Subsequently, we found that adaptive capacity, sensitivity and exposure had a correct sign. This was also revealed in the study done by Swami & Parthasarathy, 2021 revealed that a few districts are vulnerable despite being least exposed to climate variability suggesting the contribution of sensitivity and adaptive capacity parameters to their vulnerability
In addition, for vulnerability components, In the NBR region, adaptive capacity very low and associated with negative sign. Meaning the socio-economic indicators of vulnerability to climate changes are negligence and farmers have less education, large household size, feeble lands, lower knowledge of Ownership of agriculture machinery, lower irrigation facility and land is affected by flood and land is infertile, water scarcity, agriculture yields declines and cost of fertilizer may also be another costs and old age affected farmers because young peoples migrated either international or internally. This analysis, conducted by Swami and Parthasarathy in 2021, highlights the multifaceted nature of vulnerability trends across districts in Maharashtra, demonstrating how various factors such as adaptive capacity, exposure, and sensitivity influence the overall vulnerability profile over time.

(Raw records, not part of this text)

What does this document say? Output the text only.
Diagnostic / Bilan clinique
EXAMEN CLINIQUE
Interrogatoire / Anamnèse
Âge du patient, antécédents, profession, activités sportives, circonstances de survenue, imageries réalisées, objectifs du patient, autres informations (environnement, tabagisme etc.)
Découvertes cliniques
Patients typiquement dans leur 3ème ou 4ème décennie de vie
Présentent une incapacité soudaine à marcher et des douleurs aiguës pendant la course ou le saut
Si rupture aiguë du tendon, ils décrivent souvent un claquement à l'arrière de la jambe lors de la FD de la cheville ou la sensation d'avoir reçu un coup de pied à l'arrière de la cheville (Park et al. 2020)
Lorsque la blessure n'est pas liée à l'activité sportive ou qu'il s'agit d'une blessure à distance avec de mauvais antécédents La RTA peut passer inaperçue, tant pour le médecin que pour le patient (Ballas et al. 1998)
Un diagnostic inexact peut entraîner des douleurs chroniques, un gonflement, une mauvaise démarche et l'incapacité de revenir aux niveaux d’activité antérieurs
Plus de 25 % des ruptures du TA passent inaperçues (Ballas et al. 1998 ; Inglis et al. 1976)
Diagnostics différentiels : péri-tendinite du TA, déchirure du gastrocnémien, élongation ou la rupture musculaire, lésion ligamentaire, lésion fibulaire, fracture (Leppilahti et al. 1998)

Furthermore, for vulnerability index, NBR region has vulnerability index of -6.369 - approximately and the region is relatively high vulnerability to climate change. This is due to the fact that in the NBR of the study areas variations in rainfall and fluctuations in temperature are negatively loaded and other socio-economic characteristics are positively loaded. In the URR, the only region that has positive VI, meaning that they are not vulnerable to climate changes and other household’s shocks based on VI but when we calculated the components above they are vulnerable to change in climate. Guillaumont & Simonet, 2011 found that vulnerability index depending on the recurrent shocks (such as droughts), and the risks of progressive and irreversible shocks (floods).
Moreover, We found that based on the selected indices for vulnerability study, adaptive capacity is low, exposure and sensitivity is very high and vulnerability to climate change risk is very high in the rural Gambia. Gomez et al., 2020 found that in Coastal erosion is a major challenge along the coast of The Gambia and their study found high levels of exposure and susceptibility of the households to coastal erosion, given the limited adaptation capacity and that 74% of the households do not have sustainable adaptation strategies to the impacts of coastal erosion in the Gambia.
However, for the validation of vulnerability, after vulnerability calculation, we now selected different variables to validate that actually vulnerability to climate change is really affecting across the rural Gambia and the result found that .NGO support reduces vulnerability to changes in climate by 82 percent while government support increases, vulnerability to climate increases by 79 percent.